In Japan, Pastor Thinks Big Amid COVID-19

(Adventist News NetWork) – Ken Matsuda, the 38-year-old pastor of the Amanuma Seventh-day Adventist Church in Tokyo, Japan, spoke with Yulia Bondarenko, a 29-year-old journalism student at the Adventist Church’s Ukrainian Institute of Arts and Science in Bucha, Ukraine, about how he is sharing Jesus amid the COVID-19 pandemic in Japan. One of the world’s most challenging mission fields, Japan has a population of 126 million and only 15,000 Adventists, the majority of whom are over the age of 67. The interview has been edited for length and clarity.

Q: What is the hardest thing about sharing Christ in Japan? 

I personally don’t have any problem sharing the gospel with non-Christians, who comprise the majority of Japan’s population. But the hardest thing for me is the fact that many people are secular. They say, “I don’t believe in anything,” In Japanese, we call these people mu shukyo (無宗教), or “without religion.” Secular people often listen to my sermons and say, “Oh, what a good story!” No one rejects the gospel, saying, “I’m not interested, and I’m not going to listen to you.” The problem is that people do not accept the gospel in itself; they do not see the gospel as a part of their lives. As Christians, we don’t only share nice stories. We need to speak about the gospel, the life-transforming power of Jesus. That is the hardest thing.

Q: What is a difficult topic to preach about?

A difficult topic is spirits. Many Japanese people believe that ancient spirits live in this world, and they worship them. When I preach that death is a sleep and that Jesus will wake up the dead when He comes, their reaction is “WHAT?” It’s a sensitive topic. Another sensitive topic is discipleship. People like to hear that God is love and that His love lasts forever. But they don’t like to hear that God also calls them to be disciples.

Q: What about grace?

People like to hear about grace. It’s a nice story. But they don’t like the topic of judgment. “What? Judgment?” they say. “We don’t want to hear about a day of judgment.”

Q: Have you witnessed stories about God’s life-changing power?

God has changed people’s lives through Christian books and magazines. Just recently, a family was baptized after receiving the Signs of the Times magazine.

The Bible really changes lives. Before transferring to my current church, I worked as a Bible teacher at an Adventist junior high school. Some students came from non-Christian homes, and they knew nothing about the Bible or Adventists. But when they started to study the Bible with the teachers at the school, their lives were changed, and they decided to become disciples of Christ. Some now work in church ministry.

Friendship evangelism works well in Japan. We make contacts, love them as God loves us, and seek opportunities to share the gospel. I have heard many stories about people being led to Christ through friendship evangelism.

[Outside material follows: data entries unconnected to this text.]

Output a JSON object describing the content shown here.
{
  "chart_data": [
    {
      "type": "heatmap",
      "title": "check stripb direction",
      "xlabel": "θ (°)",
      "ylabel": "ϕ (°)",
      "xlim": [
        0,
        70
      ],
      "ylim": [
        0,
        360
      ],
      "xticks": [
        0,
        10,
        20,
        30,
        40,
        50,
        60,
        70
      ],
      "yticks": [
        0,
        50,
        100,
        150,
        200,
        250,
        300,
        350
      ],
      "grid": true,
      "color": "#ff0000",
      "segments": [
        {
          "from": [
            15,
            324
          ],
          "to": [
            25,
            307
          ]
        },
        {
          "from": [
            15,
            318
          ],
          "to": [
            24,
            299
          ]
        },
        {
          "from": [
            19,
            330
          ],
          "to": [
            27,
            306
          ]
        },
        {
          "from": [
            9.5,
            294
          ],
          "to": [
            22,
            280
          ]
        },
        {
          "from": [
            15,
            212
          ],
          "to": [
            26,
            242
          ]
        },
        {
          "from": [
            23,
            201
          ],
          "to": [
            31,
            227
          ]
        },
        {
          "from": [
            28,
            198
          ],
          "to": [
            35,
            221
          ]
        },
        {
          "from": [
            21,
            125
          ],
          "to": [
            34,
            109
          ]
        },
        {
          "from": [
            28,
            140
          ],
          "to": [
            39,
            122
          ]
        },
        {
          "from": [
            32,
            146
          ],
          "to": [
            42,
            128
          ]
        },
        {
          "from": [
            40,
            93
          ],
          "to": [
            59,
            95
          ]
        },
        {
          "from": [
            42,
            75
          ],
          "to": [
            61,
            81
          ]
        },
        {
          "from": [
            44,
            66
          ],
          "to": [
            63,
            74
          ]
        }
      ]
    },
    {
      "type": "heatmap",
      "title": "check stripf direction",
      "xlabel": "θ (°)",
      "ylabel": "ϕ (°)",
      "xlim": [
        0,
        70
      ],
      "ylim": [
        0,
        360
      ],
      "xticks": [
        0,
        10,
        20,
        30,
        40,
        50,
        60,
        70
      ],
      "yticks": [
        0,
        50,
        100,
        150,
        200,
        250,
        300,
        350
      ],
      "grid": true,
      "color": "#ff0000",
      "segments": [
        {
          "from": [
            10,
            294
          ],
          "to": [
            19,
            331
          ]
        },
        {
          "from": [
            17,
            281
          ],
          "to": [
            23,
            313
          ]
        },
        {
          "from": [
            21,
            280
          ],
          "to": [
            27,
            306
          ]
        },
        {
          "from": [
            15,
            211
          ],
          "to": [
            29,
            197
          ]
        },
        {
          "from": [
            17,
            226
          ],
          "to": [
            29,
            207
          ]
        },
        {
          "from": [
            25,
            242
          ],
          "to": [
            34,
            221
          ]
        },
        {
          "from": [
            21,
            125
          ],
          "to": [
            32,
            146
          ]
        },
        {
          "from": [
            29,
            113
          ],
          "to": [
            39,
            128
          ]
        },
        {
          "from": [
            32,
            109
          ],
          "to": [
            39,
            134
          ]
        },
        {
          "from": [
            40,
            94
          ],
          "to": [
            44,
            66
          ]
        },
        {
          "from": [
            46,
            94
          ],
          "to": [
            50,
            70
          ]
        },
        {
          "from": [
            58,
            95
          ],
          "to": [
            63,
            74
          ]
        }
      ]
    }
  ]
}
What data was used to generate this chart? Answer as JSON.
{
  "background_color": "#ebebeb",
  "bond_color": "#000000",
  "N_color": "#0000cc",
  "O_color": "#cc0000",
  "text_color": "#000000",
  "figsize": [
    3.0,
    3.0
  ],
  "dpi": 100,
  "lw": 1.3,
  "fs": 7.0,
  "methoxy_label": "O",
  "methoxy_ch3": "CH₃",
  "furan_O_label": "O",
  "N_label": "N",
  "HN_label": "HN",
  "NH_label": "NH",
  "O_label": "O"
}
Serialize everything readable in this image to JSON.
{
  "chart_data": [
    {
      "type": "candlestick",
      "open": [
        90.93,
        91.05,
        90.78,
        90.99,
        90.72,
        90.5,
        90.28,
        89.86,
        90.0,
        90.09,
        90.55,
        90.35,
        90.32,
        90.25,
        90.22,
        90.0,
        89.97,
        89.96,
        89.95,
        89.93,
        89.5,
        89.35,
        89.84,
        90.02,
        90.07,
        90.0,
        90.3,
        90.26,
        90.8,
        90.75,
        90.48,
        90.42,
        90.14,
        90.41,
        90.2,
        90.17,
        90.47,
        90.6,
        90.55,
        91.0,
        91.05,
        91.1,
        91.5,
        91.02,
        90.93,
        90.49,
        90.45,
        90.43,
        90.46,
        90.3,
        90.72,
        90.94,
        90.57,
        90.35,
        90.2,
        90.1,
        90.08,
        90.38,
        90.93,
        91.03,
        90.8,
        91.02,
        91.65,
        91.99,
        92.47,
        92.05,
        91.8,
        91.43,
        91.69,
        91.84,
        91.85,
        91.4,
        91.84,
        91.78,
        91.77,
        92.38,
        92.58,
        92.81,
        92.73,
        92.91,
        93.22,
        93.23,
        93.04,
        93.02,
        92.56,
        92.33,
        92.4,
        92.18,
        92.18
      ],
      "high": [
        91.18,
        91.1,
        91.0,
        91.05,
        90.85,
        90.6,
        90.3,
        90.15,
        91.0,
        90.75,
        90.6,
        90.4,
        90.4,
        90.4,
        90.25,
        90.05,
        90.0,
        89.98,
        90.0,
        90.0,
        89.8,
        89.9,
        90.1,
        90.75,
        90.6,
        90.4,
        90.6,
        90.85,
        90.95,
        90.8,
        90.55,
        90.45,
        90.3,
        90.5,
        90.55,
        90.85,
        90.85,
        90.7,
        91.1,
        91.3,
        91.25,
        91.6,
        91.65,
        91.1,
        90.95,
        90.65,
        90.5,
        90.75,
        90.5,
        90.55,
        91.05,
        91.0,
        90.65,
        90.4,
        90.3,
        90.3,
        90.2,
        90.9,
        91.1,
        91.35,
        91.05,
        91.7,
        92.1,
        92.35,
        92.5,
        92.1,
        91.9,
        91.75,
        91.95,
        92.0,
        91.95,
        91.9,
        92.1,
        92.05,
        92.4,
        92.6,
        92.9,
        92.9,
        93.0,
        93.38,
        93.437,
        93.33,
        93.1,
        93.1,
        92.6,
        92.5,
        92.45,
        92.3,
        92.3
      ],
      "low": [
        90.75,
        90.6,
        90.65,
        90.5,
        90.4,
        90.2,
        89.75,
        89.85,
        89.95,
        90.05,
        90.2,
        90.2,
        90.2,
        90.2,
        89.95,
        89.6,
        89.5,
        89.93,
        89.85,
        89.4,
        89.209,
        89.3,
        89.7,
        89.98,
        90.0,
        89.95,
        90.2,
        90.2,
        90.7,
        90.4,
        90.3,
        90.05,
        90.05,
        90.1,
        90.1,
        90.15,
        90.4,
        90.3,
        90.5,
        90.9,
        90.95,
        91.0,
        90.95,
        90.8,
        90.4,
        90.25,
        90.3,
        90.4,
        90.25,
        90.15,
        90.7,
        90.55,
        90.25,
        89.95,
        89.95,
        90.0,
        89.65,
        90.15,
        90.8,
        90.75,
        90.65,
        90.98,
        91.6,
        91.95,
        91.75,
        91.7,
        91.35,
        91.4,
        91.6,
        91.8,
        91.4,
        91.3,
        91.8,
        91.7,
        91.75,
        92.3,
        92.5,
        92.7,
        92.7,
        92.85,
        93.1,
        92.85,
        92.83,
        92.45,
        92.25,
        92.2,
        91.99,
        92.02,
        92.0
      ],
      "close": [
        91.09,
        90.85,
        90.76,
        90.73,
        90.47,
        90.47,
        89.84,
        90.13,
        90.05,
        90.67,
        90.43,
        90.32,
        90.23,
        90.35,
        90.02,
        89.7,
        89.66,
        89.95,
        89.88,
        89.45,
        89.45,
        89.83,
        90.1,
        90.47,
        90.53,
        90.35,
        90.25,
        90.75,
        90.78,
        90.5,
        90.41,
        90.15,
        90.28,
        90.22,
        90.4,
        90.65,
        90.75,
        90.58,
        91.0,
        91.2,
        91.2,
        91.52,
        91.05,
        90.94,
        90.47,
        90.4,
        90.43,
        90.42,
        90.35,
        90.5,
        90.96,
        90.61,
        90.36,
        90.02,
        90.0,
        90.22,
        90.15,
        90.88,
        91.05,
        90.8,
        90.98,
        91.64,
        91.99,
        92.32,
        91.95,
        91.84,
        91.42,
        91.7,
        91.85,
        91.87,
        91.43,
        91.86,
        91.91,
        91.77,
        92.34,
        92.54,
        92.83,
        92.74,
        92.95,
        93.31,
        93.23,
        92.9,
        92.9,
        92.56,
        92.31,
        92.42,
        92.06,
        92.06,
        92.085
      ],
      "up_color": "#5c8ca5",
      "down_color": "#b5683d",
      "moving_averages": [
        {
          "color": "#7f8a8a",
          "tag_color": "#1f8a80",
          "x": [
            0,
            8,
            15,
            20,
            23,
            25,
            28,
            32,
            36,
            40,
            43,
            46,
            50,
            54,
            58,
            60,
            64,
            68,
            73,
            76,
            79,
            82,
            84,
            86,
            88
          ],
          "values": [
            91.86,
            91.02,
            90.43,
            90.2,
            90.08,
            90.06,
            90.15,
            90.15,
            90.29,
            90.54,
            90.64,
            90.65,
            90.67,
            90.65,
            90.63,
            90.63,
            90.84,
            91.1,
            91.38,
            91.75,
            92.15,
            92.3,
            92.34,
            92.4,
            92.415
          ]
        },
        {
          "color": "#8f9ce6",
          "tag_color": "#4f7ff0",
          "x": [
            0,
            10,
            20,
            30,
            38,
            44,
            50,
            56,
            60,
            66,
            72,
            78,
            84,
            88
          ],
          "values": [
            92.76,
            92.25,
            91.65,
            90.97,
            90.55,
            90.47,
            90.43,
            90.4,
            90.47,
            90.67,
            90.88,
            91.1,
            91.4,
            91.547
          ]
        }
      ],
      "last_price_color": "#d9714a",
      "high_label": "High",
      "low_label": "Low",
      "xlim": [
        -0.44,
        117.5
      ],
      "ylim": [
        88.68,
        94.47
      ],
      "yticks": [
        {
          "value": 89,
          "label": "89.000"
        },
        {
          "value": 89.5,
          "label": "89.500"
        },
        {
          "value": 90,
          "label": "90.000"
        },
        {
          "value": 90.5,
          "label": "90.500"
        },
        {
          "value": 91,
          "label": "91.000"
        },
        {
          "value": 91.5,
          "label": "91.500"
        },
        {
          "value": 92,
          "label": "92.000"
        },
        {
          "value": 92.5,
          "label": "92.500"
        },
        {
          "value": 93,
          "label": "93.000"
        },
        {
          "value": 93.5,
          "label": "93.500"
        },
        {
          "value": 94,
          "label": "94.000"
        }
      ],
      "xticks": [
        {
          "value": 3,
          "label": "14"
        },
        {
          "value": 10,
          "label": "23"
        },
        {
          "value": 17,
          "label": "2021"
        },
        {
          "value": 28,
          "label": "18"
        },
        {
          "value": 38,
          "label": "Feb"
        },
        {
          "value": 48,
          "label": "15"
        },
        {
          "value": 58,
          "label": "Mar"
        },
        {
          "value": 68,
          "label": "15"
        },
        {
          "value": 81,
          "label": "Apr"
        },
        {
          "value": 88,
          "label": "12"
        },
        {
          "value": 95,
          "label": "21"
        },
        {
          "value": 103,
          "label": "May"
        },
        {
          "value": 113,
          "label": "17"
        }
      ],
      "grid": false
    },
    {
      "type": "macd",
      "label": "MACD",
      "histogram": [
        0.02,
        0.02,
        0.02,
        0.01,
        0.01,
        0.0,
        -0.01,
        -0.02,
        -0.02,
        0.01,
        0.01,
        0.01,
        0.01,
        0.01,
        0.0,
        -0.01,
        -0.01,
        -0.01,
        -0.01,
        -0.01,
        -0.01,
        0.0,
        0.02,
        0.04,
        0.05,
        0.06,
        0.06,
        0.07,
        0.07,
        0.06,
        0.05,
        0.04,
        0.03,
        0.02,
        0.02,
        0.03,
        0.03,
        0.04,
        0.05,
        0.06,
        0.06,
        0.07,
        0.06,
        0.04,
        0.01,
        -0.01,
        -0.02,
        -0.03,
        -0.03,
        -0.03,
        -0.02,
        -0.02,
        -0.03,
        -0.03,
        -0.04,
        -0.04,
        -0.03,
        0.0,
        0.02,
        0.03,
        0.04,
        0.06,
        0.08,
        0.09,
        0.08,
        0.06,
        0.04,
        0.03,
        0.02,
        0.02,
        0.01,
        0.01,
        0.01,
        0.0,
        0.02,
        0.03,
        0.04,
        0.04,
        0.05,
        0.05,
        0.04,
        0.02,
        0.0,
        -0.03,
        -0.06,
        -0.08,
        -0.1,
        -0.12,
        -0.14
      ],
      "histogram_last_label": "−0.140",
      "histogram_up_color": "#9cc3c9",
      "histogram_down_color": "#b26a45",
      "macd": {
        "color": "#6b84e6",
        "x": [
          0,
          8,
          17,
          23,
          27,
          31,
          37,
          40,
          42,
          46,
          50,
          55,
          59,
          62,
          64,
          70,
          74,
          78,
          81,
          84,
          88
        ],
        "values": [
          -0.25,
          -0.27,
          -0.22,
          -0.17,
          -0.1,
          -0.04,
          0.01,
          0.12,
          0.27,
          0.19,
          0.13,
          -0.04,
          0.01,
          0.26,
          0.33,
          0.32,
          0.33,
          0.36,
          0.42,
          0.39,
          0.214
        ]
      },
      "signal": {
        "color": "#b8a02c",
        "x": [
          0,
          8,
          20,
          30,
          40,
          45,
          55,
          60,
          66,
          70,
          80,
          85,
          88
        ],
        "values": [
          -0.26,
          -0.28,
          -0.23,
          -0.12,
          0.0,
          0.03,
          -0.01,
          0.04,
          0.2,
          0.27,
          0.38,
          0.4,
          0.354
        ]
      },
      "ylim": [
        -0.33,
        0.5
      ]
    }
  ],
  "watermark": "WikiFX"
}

A strength of the church where I serve is an online initiative using YouTube and other social media. After watching our programs, viewers become interested in joining a Bible study or owning a Bible. Last October, we finished a series of online programs that resulted in a number of people starting Bible studies. I personally believe that the Bible itself changes lives. Our task, our mission, is to introduce the Bible through friendships and other contacts. As we share, the Holy Spirit will work on people’s hearts.

Q: What kind of projects are you working on now? 

I have recorded a series of five presentations about peace and the Sabbath for hospital staff who cannot come to church on Sabbath because of work. I chose the theme because there are many workaholics in Japan, and I hope the presentations will be especially useful to non-Christian nurses and doctors. This is a form of public evangelism.

Q: How are you distributing the presentations? 

Because of COVID-19, I cannot enter hospitals. But there is an Adventist hospital next to my church, and I gave a copy of the presentations on a disc to its chaplain. She uploaded the presentations onto the hospital’s internal network so that anyone working there can watch it, and maybe the patients as well.

Q: How is the church working during the COVID-19 pandemic in Japan? 

Some churches seem to be declining, especially in the countryside, because they lack resources to connect with people. But the Internet has proved to be an effective way to share the gospel, and many churches are actively and passionately engaged in online evangelism. My church is among those that have embraced Internet evangelism during COVID-19.

People are especially interested in the health message and prophecy. I sense that they are seeking a foundation for their lives. Expressing it another way, I would say they want to rely on and trust in something new, something that is yet-unknown to them.

After this interview, I will attend a meeting to discuss methods to evangelize through friendships and the Internet amid COVID-19. Many non-Christians and non-religious people are asking, “What’s going on in this life?” and “What will happen in the future?” Recently a stranger called me and asked, “What will happen next?” I told him, “The Bible is clear about what will happen next. Come and learn the Bible!” The pandemic is a very good opportunity to share Jesus.